Yargıtay Kararı 19. Hukuk Dairesi 2009/3870 E. 2009/6587 K. 02.07.2009 T.

YARGITAY KARARI
DAİRE : 19. Hukuk Dairesi
ESAS NO : 2009/3870
KARAR NO : 2009/6587
KARAR TARİHİ : 02.07.2009

Mahkemesi :Asliye Hukuk Mahkemesi
Tarih : 20/10/2008
Nosu :433/328
Taraflar arasındaki itirazın iptali davasının yapılan yargılaması sonunda ilamda yazılı nedenlerden dolayı konusuz kalan davanın esası hakkında karar verilmesine yer olmadığına yönelik olarak verilen hükmün süresi içinde davalılardan Hüseyin Kürtüncü vekilince temyiz edilmesi üzerine dosya incelendi, gereği konuşulup düşünüldü.
– K A R A R –
Davacı vekili, müvekkili ile davalı Bekir Ekmekçi arasında imzalanan kredi kartı üyelik sözleşmesinde diğer davalı Hüseyin Kürtüncü’nün kefil sıfatı ile imzasının bulunduğu kredi kartı borcunun ödenmemesi üzerine girişilen takibe davalıların itiraz ettiğini belirterek itirazın iptali ile tazminata karar verilmesini talep ve dava etmiştir.

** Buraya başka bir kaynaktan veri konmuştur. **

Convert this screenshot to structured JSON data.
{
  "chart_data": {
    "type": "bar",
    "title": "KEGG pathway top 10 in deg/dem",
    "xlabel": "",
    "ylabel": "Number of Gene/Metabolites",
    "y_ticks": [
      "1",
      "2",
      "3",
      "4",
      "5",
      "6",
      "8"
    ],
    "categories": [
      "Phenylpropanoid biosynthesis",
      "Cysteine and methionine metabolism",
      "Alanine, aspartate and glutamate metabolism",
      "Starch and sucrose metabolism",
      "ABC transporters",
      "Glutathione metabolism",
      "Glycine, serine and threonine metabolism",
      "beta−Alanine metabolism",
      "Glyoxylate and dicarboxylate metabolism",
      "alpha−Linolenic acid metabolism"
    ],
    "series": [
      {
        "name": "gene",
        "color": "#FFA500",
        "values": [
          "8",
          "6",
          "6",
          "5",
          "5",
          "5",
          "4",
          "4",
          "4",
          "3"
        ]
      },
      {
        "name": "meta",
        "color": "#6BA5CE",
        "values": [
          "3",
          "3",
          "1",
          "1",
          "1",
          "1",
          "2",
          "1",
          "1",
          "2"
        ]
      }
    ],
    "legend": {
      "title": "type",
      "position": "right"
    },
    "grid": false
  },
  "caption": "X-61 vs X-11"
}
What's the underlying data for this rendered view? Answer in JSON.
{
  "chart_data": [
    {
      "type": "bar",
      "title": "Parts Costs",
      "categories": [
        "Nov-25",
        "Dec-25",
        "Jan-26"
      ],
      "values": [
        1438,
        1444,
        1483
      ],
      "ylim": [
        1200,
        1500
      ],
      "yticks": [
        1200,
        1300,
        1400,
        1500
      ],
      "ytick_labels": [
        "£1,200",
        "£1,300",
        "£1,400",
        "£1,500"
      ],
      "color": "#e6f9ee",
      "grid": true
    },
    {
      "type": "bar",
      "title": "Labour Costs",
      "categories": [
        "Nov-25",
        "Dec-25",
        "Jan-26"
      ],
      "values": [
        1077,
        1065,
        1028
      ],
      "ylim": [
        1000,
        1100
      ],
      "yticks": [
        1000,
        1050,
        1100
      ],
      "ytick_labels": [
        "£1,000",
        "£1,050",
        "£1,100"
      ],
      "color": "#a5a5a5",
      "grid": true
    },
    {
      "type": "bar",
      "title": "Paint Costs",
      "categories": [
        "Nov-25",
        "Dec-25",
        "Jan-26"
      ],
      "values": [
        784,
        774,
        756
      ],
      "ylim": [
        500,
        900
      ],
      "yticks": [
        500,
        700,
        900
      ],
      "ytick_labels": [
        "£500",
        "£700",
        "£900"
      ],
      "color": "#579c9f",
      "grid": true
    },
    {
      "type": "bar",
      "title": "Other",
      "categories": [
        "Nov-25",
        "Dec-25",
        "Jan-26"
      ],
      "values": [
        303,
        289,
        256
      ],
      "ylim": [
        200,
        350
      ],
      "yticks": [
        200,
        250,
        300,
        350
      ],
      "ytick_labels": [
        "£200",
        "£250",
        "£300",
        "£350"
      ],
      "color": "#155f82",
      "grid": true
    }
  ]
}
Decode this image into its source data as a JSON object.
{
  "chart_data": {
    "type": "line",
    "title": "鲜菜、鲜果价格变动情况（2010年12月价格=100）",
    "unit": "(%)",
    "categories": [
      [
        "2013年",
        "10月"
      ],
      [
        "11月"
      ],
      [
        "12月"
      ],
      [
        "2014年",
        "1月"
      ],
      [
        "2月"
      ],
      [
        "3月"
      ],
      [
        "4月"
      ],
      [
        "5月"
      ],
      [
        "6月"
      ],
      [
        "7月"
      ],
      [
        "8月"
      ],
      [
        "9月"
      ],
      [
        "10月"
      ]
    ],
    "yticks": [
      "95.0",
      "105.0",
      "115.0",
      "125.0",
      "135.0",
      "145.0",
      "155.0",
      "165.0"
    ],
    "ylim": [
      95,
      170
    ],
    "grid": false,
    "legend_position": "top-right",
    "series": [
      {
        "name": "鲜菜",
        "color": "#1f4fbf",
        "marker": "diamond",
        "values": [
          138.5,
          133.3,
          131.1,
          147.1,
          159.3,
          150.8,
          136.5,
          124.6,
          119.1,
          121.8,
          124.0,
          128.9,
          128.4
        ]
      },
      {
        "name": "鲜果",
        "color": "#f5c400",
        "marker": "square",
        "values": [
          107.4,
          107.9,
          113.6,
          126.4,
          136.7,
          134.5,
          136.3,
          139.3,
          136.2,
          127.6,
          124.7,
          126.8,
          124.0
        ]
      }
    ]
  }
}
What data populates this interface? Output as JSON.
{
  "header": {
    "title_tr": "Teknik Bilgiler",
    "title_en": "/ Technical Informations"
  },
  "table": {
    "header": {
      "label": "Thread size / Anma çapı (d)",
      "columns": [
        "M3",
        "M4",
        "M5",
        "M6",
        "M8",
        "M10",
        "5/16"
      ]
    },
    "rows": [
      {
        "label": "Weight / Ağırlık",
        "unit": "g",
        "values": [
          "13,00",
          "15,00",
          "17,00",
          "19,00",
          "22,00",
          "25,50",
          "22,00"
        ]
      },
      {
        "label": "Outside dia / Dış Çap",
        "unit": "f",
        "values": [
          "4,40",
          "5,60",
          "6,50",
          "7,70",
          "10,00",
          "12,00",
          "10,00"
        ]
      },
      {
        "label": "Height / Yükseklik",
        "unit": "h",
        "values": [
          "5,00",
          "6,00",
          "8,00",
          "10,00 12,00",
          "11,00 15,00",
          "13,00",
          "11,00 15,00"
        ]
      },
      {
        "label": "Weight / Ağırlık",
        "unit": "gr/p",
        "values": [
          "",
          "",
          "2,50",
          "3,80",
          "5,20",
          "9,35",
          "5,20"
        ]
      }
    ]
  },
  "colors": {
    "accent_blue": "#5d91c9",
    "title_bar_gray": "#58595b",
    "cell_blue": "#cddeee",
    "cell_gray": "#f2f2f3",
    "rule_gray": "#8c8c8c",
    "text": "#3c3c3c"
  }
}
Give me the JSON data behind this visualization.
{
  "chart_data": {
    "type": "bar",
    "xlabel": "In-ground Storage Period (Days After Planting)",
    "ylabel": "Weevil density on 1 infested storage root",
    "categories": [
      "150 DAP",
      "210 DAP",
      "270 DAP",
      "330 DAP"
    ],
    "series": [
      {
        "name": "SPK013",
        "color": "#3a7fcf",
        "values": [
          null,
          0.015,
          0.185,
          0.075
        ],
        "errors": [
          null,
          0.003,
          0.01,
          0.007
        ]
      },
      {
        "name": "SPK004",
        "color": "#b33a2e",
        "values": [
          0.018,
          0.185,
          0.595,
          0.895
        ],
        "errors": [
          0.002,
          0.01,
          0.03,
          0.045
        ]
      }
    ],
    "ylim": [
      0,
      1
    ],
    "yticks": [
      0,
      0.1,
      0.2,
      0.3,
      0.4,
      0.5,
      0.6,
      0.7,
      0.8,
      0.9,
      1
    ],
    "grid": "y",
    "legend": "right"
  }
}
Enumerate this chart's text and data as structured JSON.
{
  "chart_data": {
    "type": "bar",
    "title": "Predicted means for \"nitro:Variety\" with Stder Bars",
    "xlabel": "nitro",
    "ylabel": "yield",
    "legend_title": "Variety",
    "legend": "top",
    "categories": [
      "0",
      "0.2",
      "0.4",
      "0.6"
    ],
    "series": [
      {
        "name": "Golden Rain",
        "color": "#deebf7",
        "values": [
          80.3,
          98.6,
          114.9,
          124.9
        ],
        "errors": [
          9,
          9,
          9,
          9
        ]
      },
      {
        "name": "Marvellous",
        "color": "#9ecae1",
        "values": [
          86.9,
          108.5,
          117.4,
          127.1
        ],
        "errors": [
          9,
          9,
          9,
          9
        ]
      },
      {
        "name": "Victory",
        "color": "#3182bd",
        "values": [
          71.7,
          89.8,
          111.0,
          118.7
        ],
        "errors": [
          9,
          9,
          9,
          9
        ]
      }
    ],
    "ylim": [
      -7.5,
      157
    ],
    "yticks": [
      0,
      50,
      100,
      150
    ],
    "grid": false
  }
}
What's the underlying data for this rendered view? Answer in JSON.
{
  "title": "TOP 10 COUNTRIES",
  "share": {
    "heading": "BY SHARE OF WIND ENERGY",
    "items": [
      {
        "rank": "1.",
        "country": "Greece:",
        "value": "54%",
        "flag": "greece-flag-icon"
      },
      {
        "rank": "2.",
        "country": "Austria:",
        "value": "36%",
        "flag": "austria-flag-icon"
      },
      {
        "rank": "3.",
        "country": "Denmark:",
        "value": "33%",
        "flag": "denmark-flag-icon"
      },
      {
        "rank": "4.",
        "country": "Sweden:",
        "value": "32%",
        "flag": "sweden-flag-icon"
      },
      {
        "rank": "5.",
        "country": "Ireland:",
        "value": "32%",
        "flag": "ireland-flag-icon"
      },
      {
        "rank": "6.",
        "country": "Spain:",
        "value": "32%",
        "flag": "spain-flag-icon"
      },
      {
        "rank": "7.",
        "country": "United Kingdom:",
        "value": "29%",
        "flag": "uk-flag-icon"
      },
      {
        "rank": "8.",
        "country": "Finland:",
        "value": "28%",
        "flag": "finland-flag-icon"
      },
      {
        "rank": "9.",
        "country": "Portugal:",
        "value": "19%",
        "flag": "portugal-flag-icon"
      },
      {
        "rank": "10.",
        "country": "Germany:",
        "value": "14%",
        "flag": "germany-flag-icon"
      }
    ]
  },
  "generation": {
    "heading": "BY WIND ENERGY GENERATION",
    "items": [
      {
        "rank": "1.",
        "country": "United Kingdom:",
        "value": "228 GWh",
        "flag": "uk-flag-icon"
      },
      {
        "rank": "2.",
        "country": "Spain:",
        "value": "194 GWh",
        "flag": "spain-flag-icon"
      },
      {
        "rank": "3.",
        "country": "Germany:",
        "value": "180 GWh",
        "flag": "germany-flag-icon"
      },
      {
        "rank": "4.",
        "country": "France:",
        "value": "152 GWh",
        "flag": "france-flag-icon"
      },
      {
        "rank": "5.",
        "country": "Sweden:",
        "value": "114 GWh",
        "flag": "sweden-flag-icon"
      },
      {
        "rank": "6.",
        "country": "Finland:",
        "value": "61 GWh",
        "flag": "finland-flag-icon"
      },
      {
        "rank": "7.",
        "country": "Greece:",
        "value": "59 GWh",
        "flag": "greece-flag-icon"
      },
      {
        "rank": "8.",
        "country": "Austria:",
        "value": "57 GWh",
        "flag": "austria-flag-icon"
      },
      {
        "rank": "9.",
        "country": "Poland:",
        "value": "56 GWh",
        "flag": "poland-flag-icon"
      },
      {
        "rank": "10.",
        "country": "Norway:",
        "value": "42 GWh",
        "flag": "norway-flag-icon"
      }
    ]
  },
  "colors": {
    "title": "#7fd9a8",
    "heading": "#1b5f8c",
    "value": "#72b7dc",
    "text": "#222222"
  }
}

Davalı Hüseyin Kürtüncü vekili, müvekkilinin kredi kartı limiti ile sorumlu olduğunu bakiye miktardan sorumluluğu bulunmadığını öne sürerek davanın reddi gerektiğini savunmuş, diğer davalı Bekir Ekmekçi, davaya cevap vermeyip yargılamaya da katılmamıştır.
Mahkemece yapılan yargılama sonunda, dava konusu alacağın, dava tarihinden sonra davacı bankaya ödendiğinden konusuz kalan davanın esası hakkında karar verilmesine yer olmadığına, davacı yararına vekalet ücretine karar verilmiş, hüküm davalı Hüseyin Kürtüncü vekilince temyiz edilmiştir.
1-Dosyadaki yazılara kararın dayandığı delillerle gerektirici sebeplere, delillerin takdirinde bir isabetsizlik bulunmamasına göre, davalı Hüseyin Kürtüncü vekilinin aşağıdaki bendin kapsamı dışında kalan diğer temyiz itirazlarının reddi gerekmiştir.
2-Davalı kefil, icra takibine karşı verdiği itiraz dilekçesinde borcun 100.00 YTL’lik kısmını kabul edip bu miktarın dışındaki kısma itiraz etmiştir. Sözleşmede kefalet limiti yazılı olmadığı gibi sözleşme içeriğinden kefilin sorumlu olduğu miktar da belirlenememektedir. Bu durumda kefalet sözleşmesi geçersiz olduğundan, kefilin sorumluluğu takipte kabul ettiği miktarla sınırlı olup bunun dışında bir sorumluluğu bulunmamaktadır. Başka bir anlatımla dava tarihi itibari ile kefilin aleyhinde açılan davanın haksız olduğu anlaşılmaktadır. Hal böyle olunca mahkemece kendisini vekille temsil ettiren davalı kefil lehine vekalet ücretine hükmedilmesi gerekirken somut olaya uygun düşmeyen yazılı gerekçelerle davalı kefil aleyhine vekalet ücretine hükmedilmesi doğru değildir.
SONUÇ: Yukarıda (1) nolu bentte açıklanan nedenlerle davalı Hüseyin Kürtüncü vekilinin diğer temyiz itirazlarının reddine, (2) nolu bentte açıklanan nedenlerle hükmün adı geçen davalı yararına BOZULMASINA, peşin harcın istek halinde iadesine, 02.07.2009 gününde oybirliğiyle karar verildi.